Lo llevarían preso (maravillados, lo felicitarían), le colocarían esposas en las muñecas (le estrecharían la mano efusivamente; quizá lo abrazarían), lo juzgarían (derogarían esa ridícula y anticuada ley, y luego le ofrecerían un cargo en el gobierno para que transformara al país en un ingente Parque), lo condenarían a prisión perpetua (sería el ministro de Parques vitalicio), destruirían su obra con explosivos y enormes maquinarias, dejando que la selva luego se adueñara del lugar (utilizarían sus terrenos como museo botánico, al que concurrirían obligatoriamente todos sus conciudadanos), y moriría viejo y enfermo en una oscura celda (y al morir, una estatua de bronce lo recordaría en tiempos futuros), así sea.

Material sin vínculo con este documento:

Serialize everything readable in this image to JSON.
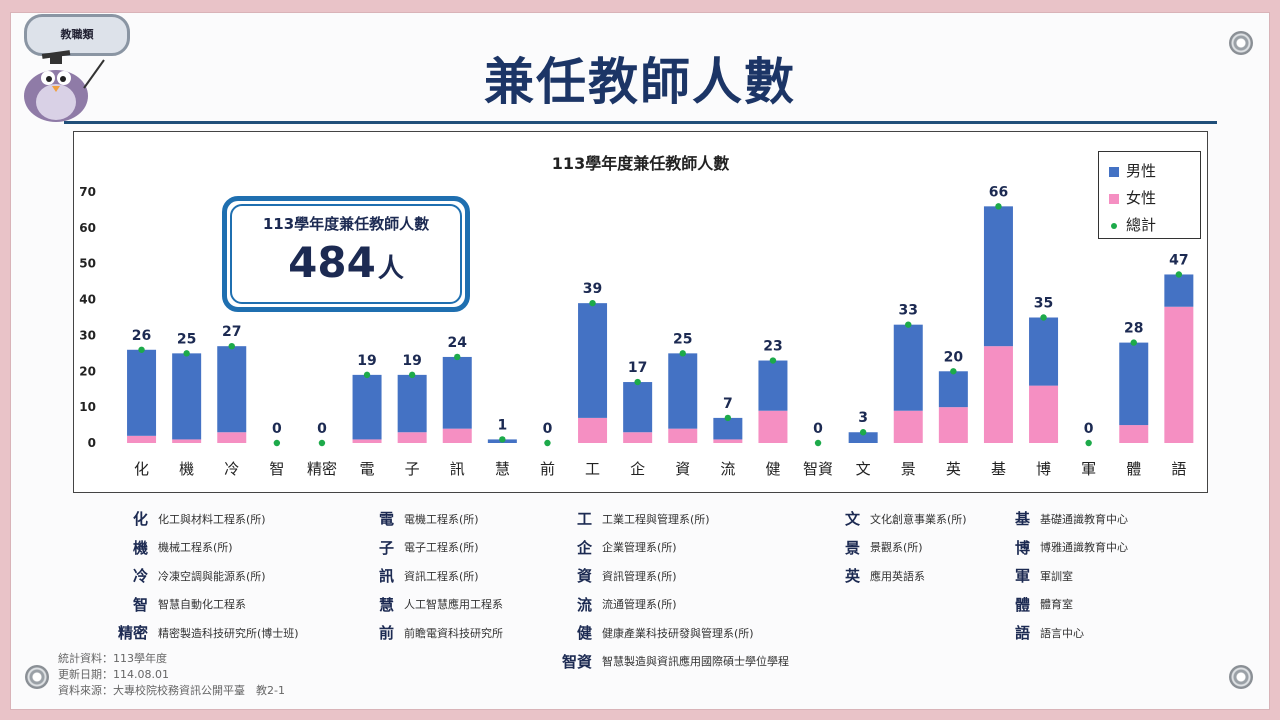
{
  "badge": "教職類",
  "page_title": "兼任教師人數",
  "total_box": {
    "label": "113學年度兼任教師人數",
    "value": "484",
    "unit": "人"
  },
  "colors": {
    "male": "#4472c4",
    "female": "#f58fc2",
    "total": "#1daa4a",
    "title": "#1c3566"
  },
  "chart_data": {
    "type": "bar",
    "stacked": true,
    "title": "113學年度兼任教師人數",
    "categories": [
      "化",
      "機",
      "冷",
      "智",
      "精密",
      "電",
      "子",
      "訊",
      "慧",
      "前",
      "工",
      "企",
      "資",
      "流",
      "健",
      "智資",
      "文",
      "景",
      "英",
      "基",
      "博",
      "軍",
      "體",
      "語"
    ],
    "series": [
      {
        "name": "男性",
        "values": [
          24,
          24,
          24,
          0,
          0,
          18,
          16,
          20,
          1,
          0,
          32,
          14,
          21,
          6,
          14,
          0,
          3,
          24,
          10,
          39,
          19,
          0,
          23,
          9
        ]
      },
      {
        "name": "女性",
        "values": [
          2,
          1,
          3,
          0,
          0,
          1,
          3,
          4,
          0,
          0,
          7,
          3,
          4,
          1,
          9,
          0,
          0,
          9,
          10,
          27,
          16,
          0,
          5,
          38
        ]
      }
    ],
    "totals": [
      26,
      25,
      27,
      0,
      0,
      19,
      19,
      24,
      1,
      0,
      39,
      17,
      25,
      7,
      23,
      0,
      3,
      33,
      20,
      66,
      35,
      0,
      28,
      47
    ],
    "total_series_name": "總計",
    "yticks": [
      0,
      10,
      20,
      30,
      40,
      50,
      60,
      70
    ],
    "ylim": [
      0,
      70
    ],
    "legend_position": "top-right"
  },
  "legend": {
    "col1": [
      {
        "abbr": "化",
        "name": "化工與材料工程系(所)"
      },
      {
        "abbr": "機",
        "name": "機械工程系(所)"
      },
      {
        "abbr": "冷",
        "name": "冷凍空調與能源系(所)"
      },
      {
        "abbr": "智",
        "name": "智慧自動化工程系"
      },
      {
        "abbr": "精密",
        "name": "精密製造科技研究所(博士班)"
      }
    ],
    "col2": [
      {
        "abbr": "電",
        "name": "電機工程系(所)"
      },
      {
        "abbr": "子",
        "name": "電子工程系(所)"
      },
      {
        "abbr": "訊",
        "name": "資訊工程系(所)"
      },
      {
        "abbr": "慧",
        "name": "人工智慧應用工程系"
      },
      {
        "abbr": "前",
        "name": "前瞻電資科技研究所"
      }
    ],
    "col3": [
      {
        "abbr": "工",
        "name": "工業工程與管理系(所)"
      },
      {
        "abbr": "企",
        "name": "企業管理系(所)"
      },
      {
        "abbr": "資",
        "name": "資訊管理系(所)"
      },
      {
        "abbr": "流",
        "name": "流通管理系(所)"
      },
      {
        "abbr": "健",
        "name": "健康產業科技研發與管理系(所)"
      },
      {
        "abbr": "智資",
        "name": "智慧製造與資訊應用國際碩士學位學程"
      }
    ],
    "col4": [
      {
        "abbr": "文",
        "name": "文化創意事業系(所)"
      },
      {
        "abbr": "景",
        "name": "景觀系(所)"
      },
      {
        "abbr": "英",
        "name": "應用英語系"
      }
    ],
    "col5": [
      {
        "abbr": "基",
        "name": "基礎通識教育中心"
      },
      {
        "abbr": "博",
        "name": "博雅通識教育中心"
      },
      {
        "abbr": "軍",
        "name": "軍訓室"
      },
      {
        "abbr": "體",
        "name": "體育室"
      },
      {
        "abbr": "語",
        "name": "語言中心"
      }
    ]
  },
  "footnotes": {
    "stats": "統計資料：113學年度",
    "updated": "更新日期：114.08.01",
    "source": "資料來源：大專校院校務資訊公開平臺　教2-1"
  }
}
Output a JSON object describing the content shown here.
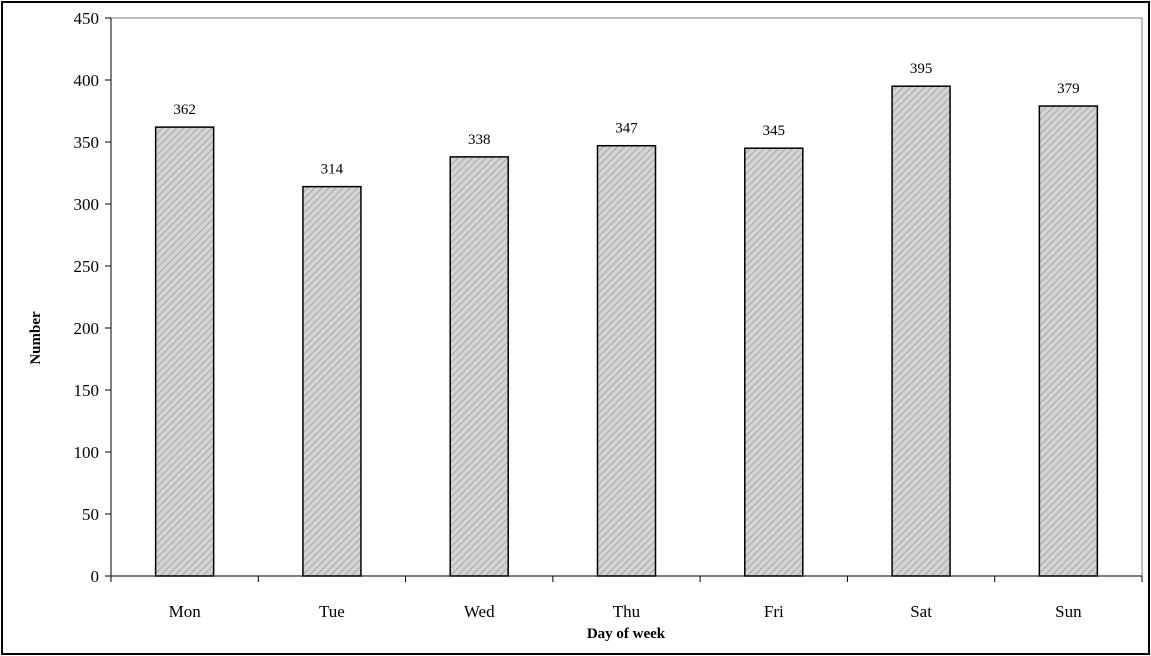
{
  "chart_data": {
    "type": "bar",
    "title": "",
    "xlabel": "Day of week",
    "ylabel": "Number",
    "categories": [
      "Mon",
      "Tue",
      "Wed",
      "Thu",
      "Fri",
      "Sat",
      "Sun"
    ],
    "values": [
      362,
      314,
      338,
      347,
      345,
      395,
      379
    ],
    "data_labels": [
      "362",
      "314",
      "338",
      "347",
      "345",
      "395",
      "379"
    ],
    "ylim": [
      0,
      450
    ],
    "yticks": [
      0,
      50,
      100,
      150,
      200,
      250,
      300,
      350,
      400,
      450
    ],
    "ytick_labels": [
      "0",
      "50",
      "100",
      "150",
      "200",
      "250",
      "300",
      "350",
      "400",
      "450"
    ],
    "grid": false,
    "legend": "none",
    "bar_fill": "#d4d4d4",
    "bar_hatch_color": "#a8a8a8",
    "bar_edge_color": "#000000"
  }
}
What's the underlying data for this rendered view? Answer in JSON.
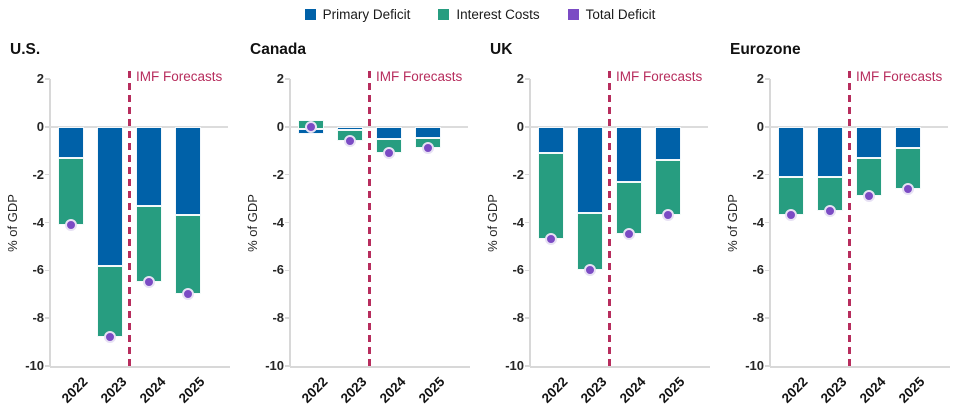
{
  "legend": [
    {
      "label": "Primary Deficit",
      "color": "#0061a8"
    },
    {
      "label": "Interest Costs",
      "color": "#279d80"
    },
    {
      "label": "Total Deficit",
      "color": "#7b4bc4"
    }
  ],
  "forecast_label": "IMF Forecasts",
  "forecast_color": "#b72d5d",
  "ylabel": "% of GDP",
  "yticks": [
    2,
    0,
    -2,
    -4,
    -6,
    -8,
    -10
  ],
  "years": [
    "2022",
    "2023",
    "2024",
    "2025"
  ],
  "chart_data": {
    "type": "bar",
    "subtype": "stacked-bars-with-total-markers",
    "unit": "% of GDP",
    "x": [
      "2022",
      "2023",
      "2024",
      "2025"
    ],
    "ylim": [
      2,
      -10
    ],
    "grid": "zero-line-only",
    "legend_position": "top-center",
    "forecast_divider_between": [
      "2023",
      "2024"
    ],
    "panels": [
      {
        "name": "U.S.",
        "bars": [
          {
            "year": "2022",
            "primary": [
              0,
              -1.3
            ],
            "interest": [
              -1.3,
              -4.1
            ],
            "total": -4.1
          },
          {
            "year": "2023",
            "primary": [
              0,
              -5.8
            ],
            "interest": [
              -5.8,
              -8.8
            ],
            "total": -8.8
          },
          {
            "year": "2024",
            "primary": [
              0,
              -3.3
            ],
            "interest": [
              -3.3,
              -6.5
            ],
            "total": -6.5
          },
          {
            "year": "2025",
            "primary": [
              0,
              -3.7
            ],
            "interest": [
              -3.7,
              -7.0
            ],
            "total": -7.0
          }
        ]
      },
      {
        "name": "Canada",
        "bars": [
          {
            "year": "2022",
            "primary": [
              -0.1,
              -0.3
            ],
            "interest": [
              0.3,
              -0.1
            ],
            "total": 0.0
          },
          {
            "year": "2023",
            "primary": [
              0,
              -0.15
            ],
            "interest": [
              -0.15,
              -0.6
            ],
            "total": -0.6
          },
          {
            "year": "2024",
            "primary": [
              0,
              -0.5
            ],
            "interest": [
              -0.5,
              -1.1
            ],
            "total": -1.1
          },
          {
            "year": "2025",
            "primary": [
              0,
              -0.45
            ],
            "interest": [
              -0.45,
              -0.9
            ],
            "total": -0.9
          }
        ]
      },
      {
        "name": "UK",
        "bars": [
          {
            "year": "2022",
            "primary": [
              0,
              -1.1
            ],
            "interest": [
              -1.1,
              -4.7
            ],
            "total": -4.7
          },
          {
            "year": "2023",
            "primary": [
              0,
              -3.6
            ],
            "interest": [
              -3.6,
              -6.0
            ],
            "total": -6.0
          },
          {
            "year": "2024",
            "primary": [
              0,
              -2.3
            ],
            "interest": [
              -2.3,
              -4.5
            ],
            "total": -4.5
          },
          {
            "year": "2025",
            "primary": [
              0,
              -1.4
            ],
            "interest": [
              -1.4,
              -3.7
            ],
            "total": -3.7
          }
        ]
      },
      {
        "name": "Eurozone",
        "bars": [
          {
            "year": "2022",
            "primary": [
              0,
              -2.1
            ],
            "interest": [
              -2.1,
              -3.7
            ],
            "total": -3.7
          },
          {
            "year": "2023",
            "primary": [
              0,
              -2.1
            ],
            "interest": [
              -2.1,
              -3.5
            ],
            "total": -3.5
          },
          {
            "year": "2024",
            "primary": [
              0,
              -1.3
            ],
            "interest": [
              -1.3,
              -2.9
            ],
            "total": -2.9
          },
          {
            "year": "2025",
            "primary": [
              0,
              -0.9
            ],
            "interest": [
              -0.9,
              -2.6
            ],
            "total": -2.6
          }
        ]
      }
    ]
  }
}
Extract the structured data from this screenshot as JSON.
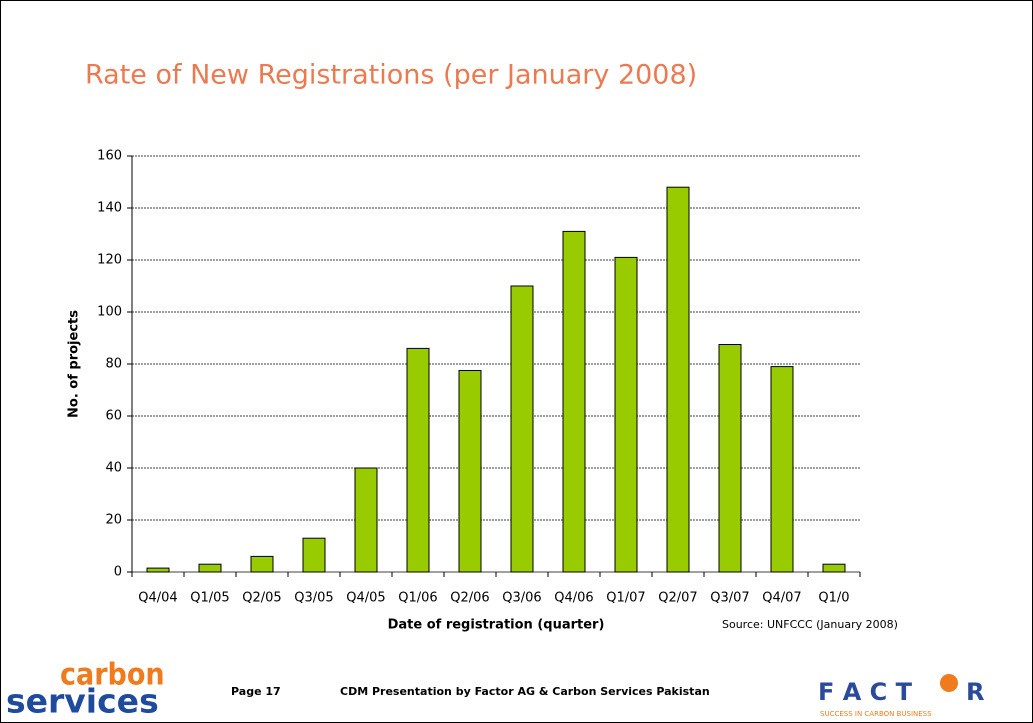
{
  "chart_data": {
    "type": "bar",
    "title": "Rate of New Registrations (per January 2008)",
    "categories": [
      "Q4/04",
      "Q1/05",
      "Q2/05",
      "Q3/05",
      "Q4/05",
      "Q1/06",
      "Q2/06",
      "Q3/06",
      "Q4/06",
      "Q1/07",
      "Q2/07",
      "Q3/07",
      "Q4/07",
      "Q1/0"
    ],
    "values": [
      1.5,
      3,
      6,
      13,
      40,
      86,
      77.5,
      110,
      131,
      121,
      148,
      87.5,
      79,
      3
    ],
    "color": "#99cc00",
    "ylim": [
      0,
      160
    ],
    "yticks": [
      0,
      20,
      40,
      60,
      80,
      100,
      120,
      140,
      160
    ],
    "grid": true,
    "x_label": "Date of registration (quarter)",
    "y_label": "No. of projects",
    "source": "Source: UNFCCC (January 2008)"
  },
  "footer": {
    "page": "Page 17",
    "text": "CDM Presentation by Factor AG & Carbon Services Pakistan",
    "logo_left": [
      "carbon",
      "services"
    ],
    "logo_right": [
      "F A C T",
      "R",
      "SUCCESS IN CARBON BUSINESS"
    ]
  }
}
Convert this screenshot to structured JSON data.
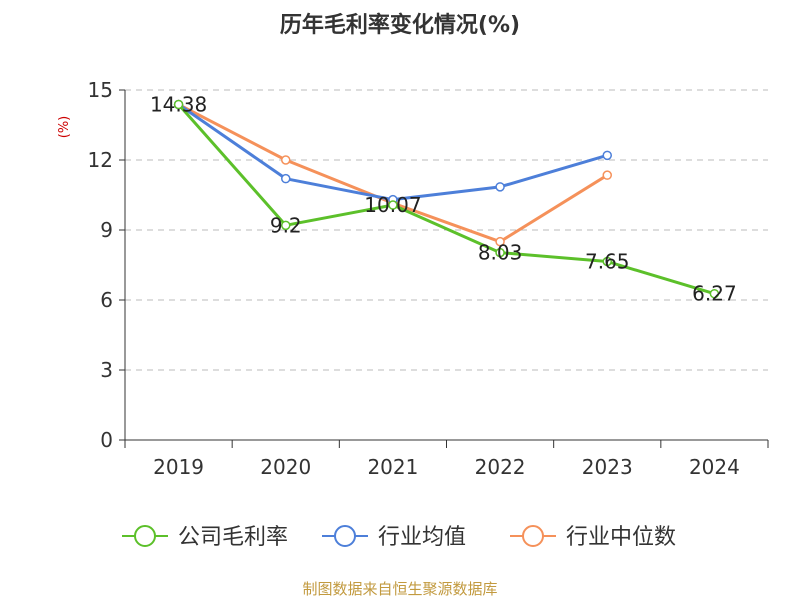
{
  "chart_data": {
    "type": "line",
    "title": "历年毛利率变化情况(%)",
    "ylabel": "(%)",
    "xlabel": "",
    "categories": [
      "2019",
      "2020",
      "2021",
      "2022",
      "2023",
      "2024"
    ],
    "ylim": [
      0,
      15
    ],
    "yticks": [
      0,
      3,
      6,
      9,
      12,
      15
    ],
    "grid": true,
    "legend_position": "bottom",
    "series": [
      {
        "name": "公司毛利率",
        "color": "#5cc02a",
        "values": [
          14.38,
          9.2,
          10.07,
          8.03,
          7.65,
          6.27
        ],
        "labels": [
          "14.38",
          "9.2",
          "10.07",
          "8.03",
          "7.65",
          "6.27"
        ]
      },
      {
        "name": "行业均值",
        "color": "#4d7fd9",
        "values": [
          14.38,
          11.2,
          10.3,
          10.85,
          12.2,
          null
        ]
      },
      {
        "name": "行业中位数",
        "color": "#f5915a",
        "values": [
          14.38,
          12.0,
          10.15,
          8.5,
          11.35,
          null
        ]
      }
    ]
  },
  "source": "制图数据来自恒生聚源数据库",
  "colors": {
    "ylabel": "#cc0000",
    "source": "#c29a3f",
    "grid": "#bbbbbb",
    "axis": "#333333"
  }
}
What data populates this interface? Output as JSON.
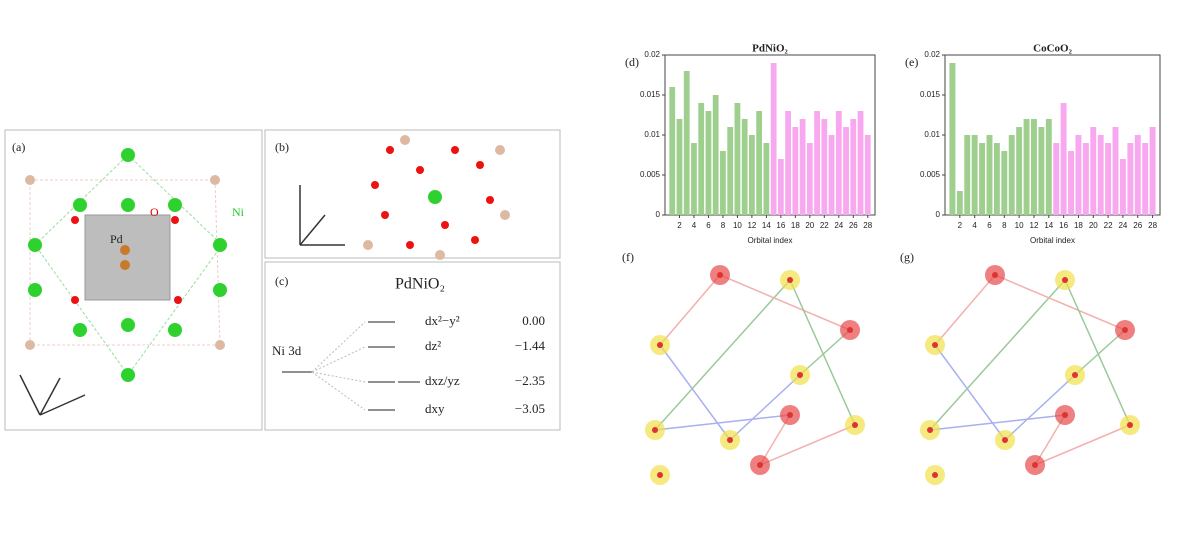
{
  "panel_a": {
    "label": "(a)",
    "atom_o": "O",
    "atom_ni": "Ni",
    "atom_pd": "Pd"
  },
  "panel_b": {
    "label": "(b)"
  },
  "panel_c": {
    "label": "(c)",
    "title": "PdNiO₂",
    "shell": "Ni 3d",
    "levels": [
      {
        "orbital": "dx²−y²",
        "energy": "0.00"
      },
      {
        "orbital": "dz²",
        "energy": "−1.44"
      },
      {
        "orbital": "dxz/yz",
        "energy": "−2.35"
      },
      {
        "orbital": "dxy",
        "energy": "−3.05"
      }
    ]
  },
  "panel_d": {
    "label": "(d)",
    "title": "PdNiO₂",
    "x_label": "Orbital index",
    "values": [
      0.016,
      0.012,
      0.018,
      0.009,
      0.014,
      0.013,
      0.015,
      0.008,
      0.011,
      0.014,
      0.012,
      0.01,
      0.013,
      0.009,
      0.019,
      0.007,
      0.013,
      0.011,
      0.012,
      0.009,
      0.013,
      0.012,
      0.01,
      0.013,
      0.011,
      0.012,
      0.013,
      0.01
    ],
    "ylim": [
      0,
      0.02
    ],
    "yticks": [
      0,
      0.005,
      0.01,
      0.015,
      0.02
    ],
    "xlim": [
      0,
      29
    ],
    "xticks": [
      2,
      4,
      6,
      8,
      10,
      12,
      14,
      16,
      18,
      20,
      22,
      24,
      26,
      28
    ],
    "colors": [
      "#9fcf8f",
      "#f7a8ef"
    ]
  },
  "panel_e": {
    "label": "(e)",
    "title": "CoCoO₂",
    "x_label": "Orbital index",
    "values": [
      0.019,
      0.003,
      0.01,
      0.01,
      0.009,
      0.01,
      0.009,
      0.008,
      0.01,
      0.011,
      0.012,
      0.012,
      0.011,
      0.012,
      0.009,
      0.014,
      0.008,
      0.01,
      0.009,
      0.011,
      0.01,
      0.009,
      0.011,
      0.007,
      0.009,
      0.01,
      0.009,
      0.011
    ],
    "ylim": [
      0,
      0.02
    ],
    "yticks": [
      0,
      0.005,
      0.01,
      0.015,
      0.02
    ],
    "xlim": [
      0,
      29
    ],
    "xticks": [
      2,
      4,
      6,
      8,
      10,
      12,
      14,
      16,
      18,
      20,
      22,
      24,
      26,
      28
    ],
    "colors": [
      "#9fcf8f",
      "#f7a8ef"
    ]
  },
  "panel_f": {
    "label": "(f)"
  },
  "panel_g": {
    "label": "(g)"
  }
}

Súbitamente, se volvió hacia la planta moribunda, y arrodillándose comenzó a sollozar. Juntó las manos sobre los labios, inclinó la cabeza, y lloró. Los hombres llegaron y se detuvieron a su alrededor; lo observaban en silencio, amenazadoramente (o guardando un recogido respeto).
Antes de abordar la embarcación, se detuvo y se volvió para contemplarla una vez más; luego extendió la mirada, abarcando toda su creación hasta los mismos límites del parque. Después perdió las fuerzas, y tornó a encogerse con turbación y humildad. Sentía la precisa necesidad de arrepentirse. Pero el perdón, condenado o glorificado, no le sería concedido.